Attorney General Moody Urges Biden Administration to Provide Medicare Coverage for Alzheimer’s Treatments
TALLAHASSEE, Fla.—Attorney General Ashley Moody is urging the Biden Administration to extend Medicare coverage for treatments for seniors. Attorney General Moody called on the Centers for Medicare and Medicaid Services to provide full and unrestricted coverage for U.S. Food and Drug Administration-approved treatments for Alzheimer’s Disease. Treatments currently not covered by CMS for Medicare patients include an FDA-approved medication that is proven to delay the progression of Alzheimer’s.

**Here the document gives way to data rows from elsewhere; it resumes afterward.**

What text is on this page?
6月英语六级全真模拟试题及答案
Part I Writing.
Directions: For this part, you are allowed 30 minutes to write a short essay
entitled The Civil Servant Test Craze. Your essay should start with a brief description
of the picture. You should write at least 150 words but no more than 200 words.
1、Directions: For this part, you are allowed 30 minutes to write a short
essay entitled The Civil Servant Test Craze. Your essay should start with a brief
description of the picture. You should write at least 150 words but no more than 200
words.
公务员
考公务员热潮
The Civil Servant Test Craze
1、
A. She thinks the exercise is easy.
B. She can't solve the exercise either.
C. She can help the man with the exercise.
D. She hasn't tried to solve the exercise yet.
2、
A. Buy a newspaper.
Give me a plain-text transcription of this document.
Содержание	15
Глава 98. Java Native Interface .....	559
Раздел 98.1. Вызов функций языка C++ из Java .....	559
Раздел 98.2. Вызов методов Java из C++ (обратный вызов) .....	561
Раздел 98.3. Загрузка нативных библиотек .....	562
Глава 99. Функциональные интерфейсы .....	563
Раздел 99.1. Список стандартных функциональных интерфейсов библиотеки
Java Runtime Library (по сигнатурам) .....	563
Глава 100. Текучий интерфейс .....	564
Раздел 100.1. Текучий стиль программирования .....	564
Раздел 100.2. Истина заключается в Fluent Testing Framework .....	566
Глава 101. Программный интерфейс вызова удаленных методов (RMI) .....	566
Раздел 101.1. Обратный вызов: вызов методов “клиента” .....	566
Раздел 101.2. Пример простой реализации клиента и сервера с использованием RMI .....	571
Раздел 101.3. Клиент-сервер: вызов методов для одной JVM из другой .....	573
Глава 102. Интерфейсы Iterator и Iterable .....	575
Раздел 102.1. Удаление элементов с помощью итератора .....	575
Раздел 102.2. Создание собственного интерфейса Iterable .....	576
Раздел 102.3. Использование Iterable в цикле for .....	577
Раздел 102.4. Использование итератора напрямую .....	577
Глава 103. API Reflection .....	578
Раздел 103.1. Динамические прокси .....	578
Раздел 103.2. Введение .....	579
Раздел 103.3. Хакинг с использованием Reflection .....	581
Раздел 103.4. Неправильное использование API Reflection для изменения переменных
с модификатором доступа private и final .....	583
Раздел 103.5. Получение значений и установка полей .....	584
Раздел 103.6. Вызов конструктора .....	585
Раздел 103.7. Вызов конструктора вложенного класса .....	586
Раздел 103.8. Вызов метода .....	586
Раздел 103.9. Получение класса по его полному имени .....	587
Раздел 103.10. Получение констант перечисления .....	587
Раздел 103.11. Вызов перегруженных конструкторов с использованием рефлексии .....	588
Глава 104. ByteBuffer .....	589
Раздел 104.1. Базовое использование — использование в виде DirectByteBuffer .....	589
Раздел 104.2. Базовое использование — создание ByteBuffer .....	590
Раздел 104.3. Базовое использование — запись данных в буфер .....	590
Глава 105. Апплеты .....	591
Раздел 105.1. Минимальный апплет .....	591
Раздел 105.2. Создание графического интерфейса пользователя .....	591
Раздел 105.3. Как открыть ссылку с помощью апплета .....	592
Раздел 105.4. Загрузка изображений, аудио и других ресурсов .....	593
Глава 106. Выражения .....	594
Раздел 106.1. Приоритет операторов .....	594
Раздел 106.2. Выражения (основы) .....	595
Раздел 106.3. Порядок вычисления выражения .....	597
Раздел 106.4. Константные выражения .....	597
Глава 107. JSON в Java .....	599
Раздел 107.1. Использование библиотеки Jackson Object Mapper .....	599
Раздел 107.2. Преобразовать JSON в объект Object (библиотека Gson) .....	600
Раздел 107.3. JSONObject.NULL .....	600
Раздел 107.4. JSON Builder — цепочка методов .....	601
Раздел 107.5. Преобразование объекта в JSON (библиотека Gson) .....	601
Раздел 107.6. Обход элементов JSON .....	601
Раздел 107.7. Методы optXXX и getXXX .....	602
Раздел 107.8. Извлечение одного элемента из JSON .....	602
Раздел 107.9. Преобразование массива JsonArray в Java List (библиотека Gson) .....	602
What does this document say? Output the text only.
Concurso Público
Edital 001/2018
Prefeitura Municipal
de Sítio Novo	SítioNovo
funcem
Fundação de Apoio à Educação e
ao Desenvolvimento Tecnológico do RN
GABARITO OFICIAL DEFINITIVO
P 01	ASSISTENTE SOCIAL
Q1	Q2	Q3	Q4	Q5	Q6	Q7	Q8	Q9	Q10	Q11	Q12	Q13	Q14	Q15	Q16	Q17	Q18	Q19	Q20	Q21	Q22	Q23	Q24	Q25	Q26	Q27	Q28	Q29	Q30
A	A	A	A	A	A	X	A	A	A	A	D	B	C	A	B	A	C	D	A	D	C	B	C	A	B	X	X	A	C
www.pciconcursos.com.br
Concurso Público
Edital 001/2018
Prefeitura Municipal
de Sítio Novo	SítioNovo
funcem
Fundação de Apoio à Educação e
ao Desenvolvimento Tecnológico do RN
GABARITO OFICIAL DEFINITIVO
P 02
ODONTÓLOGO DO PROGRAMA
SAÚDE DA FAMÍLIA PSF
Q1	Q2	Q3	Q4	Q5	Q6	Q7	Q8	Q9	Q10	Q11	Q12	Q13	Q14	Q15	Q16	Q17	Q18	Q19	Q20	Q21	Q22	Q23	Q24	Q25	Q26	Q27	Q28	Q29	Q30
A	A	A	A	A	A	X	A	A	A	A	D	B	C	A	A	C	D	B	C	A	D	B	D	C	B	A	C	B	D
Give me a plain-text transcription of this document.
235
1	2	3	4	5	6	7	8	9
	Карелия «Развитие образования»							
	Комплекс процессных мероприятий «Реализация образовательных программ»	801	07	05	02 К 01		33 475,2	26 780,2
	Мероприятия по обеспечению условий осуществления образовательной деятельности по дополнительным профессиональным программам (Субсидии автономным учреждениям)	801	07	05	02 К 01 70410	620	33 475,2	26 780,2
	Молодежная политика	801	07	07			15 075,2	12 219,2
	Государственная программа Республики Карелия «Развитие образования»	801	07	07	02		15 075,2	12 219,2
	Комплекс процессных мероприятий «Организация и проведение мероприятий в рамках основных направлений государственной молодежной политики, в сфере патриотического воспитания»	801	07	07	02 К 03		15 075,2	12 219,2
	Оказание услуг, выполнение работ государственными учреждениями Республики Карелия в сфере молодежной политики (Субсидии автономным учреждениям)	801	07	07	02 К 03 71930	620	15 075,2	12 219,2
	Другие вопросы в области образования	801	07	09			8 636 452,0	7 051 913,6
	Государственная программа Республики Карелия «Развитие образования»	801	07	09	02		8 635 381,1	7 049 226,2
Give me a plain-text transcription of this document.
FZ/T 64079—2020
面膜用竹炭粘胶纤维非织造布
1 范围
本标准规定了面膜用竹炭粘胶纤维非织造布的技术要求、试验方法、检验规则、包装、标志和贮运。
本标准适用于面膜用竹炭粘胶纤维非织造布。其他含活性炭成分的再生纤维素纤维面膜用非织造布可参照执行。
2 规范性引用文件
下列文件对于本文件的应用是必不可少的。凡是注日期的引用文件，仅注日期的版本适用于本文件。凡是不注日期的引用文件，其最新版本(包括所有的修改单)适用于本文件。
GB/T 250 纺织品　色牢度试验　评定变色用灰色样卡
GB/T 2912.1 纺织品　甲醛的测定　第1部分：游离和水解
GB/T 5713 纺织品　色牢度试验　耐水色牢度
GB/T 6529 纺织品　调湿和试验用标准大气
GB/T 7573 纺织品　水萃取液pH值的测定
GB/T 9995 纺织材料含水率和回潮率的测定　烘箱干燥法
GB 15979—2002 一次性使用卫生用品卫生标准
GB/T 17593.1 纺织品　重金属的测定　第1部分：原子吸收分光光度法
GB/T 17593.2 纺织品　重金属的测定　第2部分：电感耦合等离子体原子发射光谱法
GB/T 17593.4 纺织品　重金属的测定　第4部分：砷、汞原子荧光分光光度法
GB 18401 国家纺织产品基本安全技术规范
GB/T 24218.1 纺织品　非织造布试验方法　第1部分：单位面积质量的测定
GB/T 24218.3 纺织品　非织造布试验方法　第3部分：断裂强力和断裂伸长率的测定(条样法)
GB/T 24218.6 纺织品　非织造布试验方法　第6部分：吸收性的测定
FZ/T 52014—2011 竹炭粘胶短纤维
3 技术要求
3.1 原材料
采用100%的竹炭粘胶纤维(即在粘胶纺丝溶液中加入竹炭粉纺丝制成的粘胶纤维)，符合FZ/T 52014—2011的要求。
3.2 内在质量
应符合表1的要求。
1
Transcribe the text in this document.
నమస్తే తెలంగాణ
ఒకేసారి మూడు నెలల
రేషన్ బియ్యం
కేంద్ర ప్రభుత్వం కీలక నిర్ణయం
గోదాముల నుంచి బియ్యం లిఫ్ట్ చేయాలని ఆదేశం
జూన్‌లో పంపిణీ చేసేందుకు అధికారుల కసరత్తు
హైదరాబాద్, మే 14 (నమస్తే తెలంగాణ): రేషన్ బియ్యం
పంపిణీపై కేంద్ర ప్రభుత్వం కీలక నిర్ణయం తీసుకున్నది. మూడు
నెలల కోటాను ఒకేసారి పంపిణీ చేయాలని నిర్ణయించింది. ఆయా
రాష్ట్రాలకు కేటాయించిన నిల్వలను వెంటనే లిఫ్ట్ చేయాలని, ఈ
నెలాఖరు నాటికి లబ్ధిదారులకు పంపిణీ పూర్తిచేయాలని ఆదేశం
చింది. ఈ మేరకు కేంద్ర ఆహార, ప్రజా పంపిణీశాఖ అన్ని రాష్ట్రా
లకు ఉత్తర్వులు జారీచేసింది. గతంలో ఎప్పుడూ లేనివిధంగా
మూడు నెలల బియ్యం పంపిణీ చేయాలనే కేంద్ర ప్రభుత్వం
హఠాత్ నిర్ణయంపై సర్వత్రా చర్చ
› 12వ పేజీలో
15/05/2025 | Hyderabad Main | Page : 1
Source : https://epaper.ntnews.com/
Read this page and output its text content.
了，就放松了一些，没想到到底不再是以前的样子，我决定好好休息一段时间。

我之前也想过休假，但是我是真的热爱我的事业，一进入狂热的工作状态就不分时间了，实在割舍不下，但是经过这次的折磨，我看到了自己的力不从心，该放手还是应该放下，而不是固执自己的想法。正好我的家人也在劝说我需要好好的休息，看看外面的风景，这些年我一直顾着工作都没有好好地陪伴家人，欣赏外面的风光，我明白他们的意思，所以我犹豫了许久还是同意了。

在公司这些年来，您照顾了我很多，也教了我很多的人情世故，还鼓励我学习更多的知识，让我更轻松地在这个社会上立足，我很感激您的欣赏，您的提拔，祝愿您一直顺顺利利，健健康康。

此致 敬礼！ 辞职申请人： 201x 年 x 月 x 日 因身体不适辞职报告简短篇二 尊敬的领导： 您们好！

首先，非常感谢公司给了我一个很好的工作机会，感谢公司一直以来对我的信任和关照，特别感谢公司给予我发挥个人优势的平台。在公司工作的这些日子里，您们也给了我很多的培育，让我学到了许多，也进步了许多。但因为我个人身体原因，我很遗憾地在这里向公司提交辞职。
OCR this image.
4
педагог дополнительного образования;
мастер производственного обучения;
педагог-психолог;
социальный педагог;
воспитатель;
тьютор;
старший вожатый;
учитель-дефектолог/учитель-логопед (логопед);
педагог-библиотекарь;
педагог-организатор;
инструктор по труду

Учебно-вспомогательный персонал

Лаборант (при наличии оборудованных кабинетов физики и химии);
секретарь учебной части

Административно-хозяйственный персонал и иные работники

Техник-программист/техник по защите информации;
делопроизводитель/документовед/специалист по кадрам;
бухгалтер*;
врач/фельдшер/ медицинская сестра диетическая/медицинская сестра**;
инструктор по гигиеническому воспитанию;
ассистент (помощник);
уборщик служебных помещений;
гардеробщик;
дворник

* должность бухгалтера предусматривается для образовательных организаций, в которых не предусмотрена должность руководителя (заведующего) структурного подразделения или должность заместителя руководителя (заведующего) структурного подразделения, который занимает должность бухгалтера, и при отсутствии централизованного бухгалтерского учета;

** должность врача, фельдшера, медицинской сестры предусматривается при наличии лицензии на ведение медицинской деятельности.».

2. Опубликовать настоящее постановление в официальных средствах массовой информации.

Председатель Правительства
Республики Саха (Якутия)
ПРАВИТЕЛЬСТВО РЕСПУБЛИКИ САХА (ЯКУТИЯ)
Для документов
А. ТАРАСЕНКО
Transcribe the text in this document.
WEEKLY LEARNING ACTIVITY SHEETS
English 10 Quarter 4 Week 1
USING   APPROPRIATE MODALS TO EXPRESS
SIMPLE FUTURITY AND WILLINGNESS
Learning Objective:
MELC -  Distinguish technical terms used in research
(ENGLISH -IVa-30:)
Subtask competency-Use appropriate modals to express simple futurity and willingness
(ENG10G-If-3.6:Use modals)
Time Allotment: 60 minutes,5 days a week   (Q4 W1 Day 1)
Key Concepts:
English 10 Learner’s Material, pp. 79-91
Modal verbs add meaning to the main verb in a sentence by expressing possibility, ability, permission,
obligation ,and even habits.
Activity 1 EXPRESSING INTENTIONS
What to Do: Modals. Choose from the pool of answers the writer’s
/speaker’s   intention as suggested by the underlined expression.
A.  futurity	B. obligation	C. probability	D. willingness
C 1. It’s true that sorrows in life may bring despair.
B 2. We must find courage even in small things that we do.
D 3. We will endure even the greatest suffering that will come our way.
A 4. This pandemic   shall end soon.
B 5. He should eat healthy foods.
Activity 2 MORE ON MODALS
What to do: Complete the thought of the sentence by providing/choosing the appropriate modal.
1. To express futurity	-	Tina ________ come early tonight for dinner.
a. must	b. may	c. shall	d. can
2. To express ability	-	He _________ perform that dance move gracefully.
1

Attorney General Ashley Moody said, “I’m urging the Centers for Medicare and Medicaid Services to provide coverage for a medication that delays the progression of Alzheimer’s Disease. The agency’s decision to not cover this drug creates a barrier to care for our seniors, and we are fighting to ensure that older Floridians can receive the medical treatment they need.”
Attorney General Moody, with 25 other attorneys general, urged CMS to provide full and unrestricted Medicare coverage for FDA-approved Alzheimer’s treatments, consistent with its decades-long practice of covering FDA-approved prescription drugs for Medicare beneficiaries.
A treatment specified by the attorneys general is FDA-approved monoclonal antibodies (mAbs) directed against amyloid to help Alzheimer’s patients. Currently, CMS will only cover mAbs when it is administered through clinical trials or other studies.
The letter states: “This decision creates a barrier to care for older Americans, especially individuals living in rural and underserved areas that are unlikely to be served by institutions administering clinical trials.”
In addition to Attorney General Moody, the letter is signed by the attorneys general of the following states and territories: Arizona, Arkansas, Connecticut, the District of Columbia, Idaho, Indiana, Maine, Michigan, Minnesota, New Hampshire, New Jersey, New Mexico, North Dakota, Northern Mariana Islands, Ohio, Oklahoma, Oregon, Pennsylvania, Puerto Rico, South Carolina, Texas, Utah, Vermont, Virginia and West Virginia.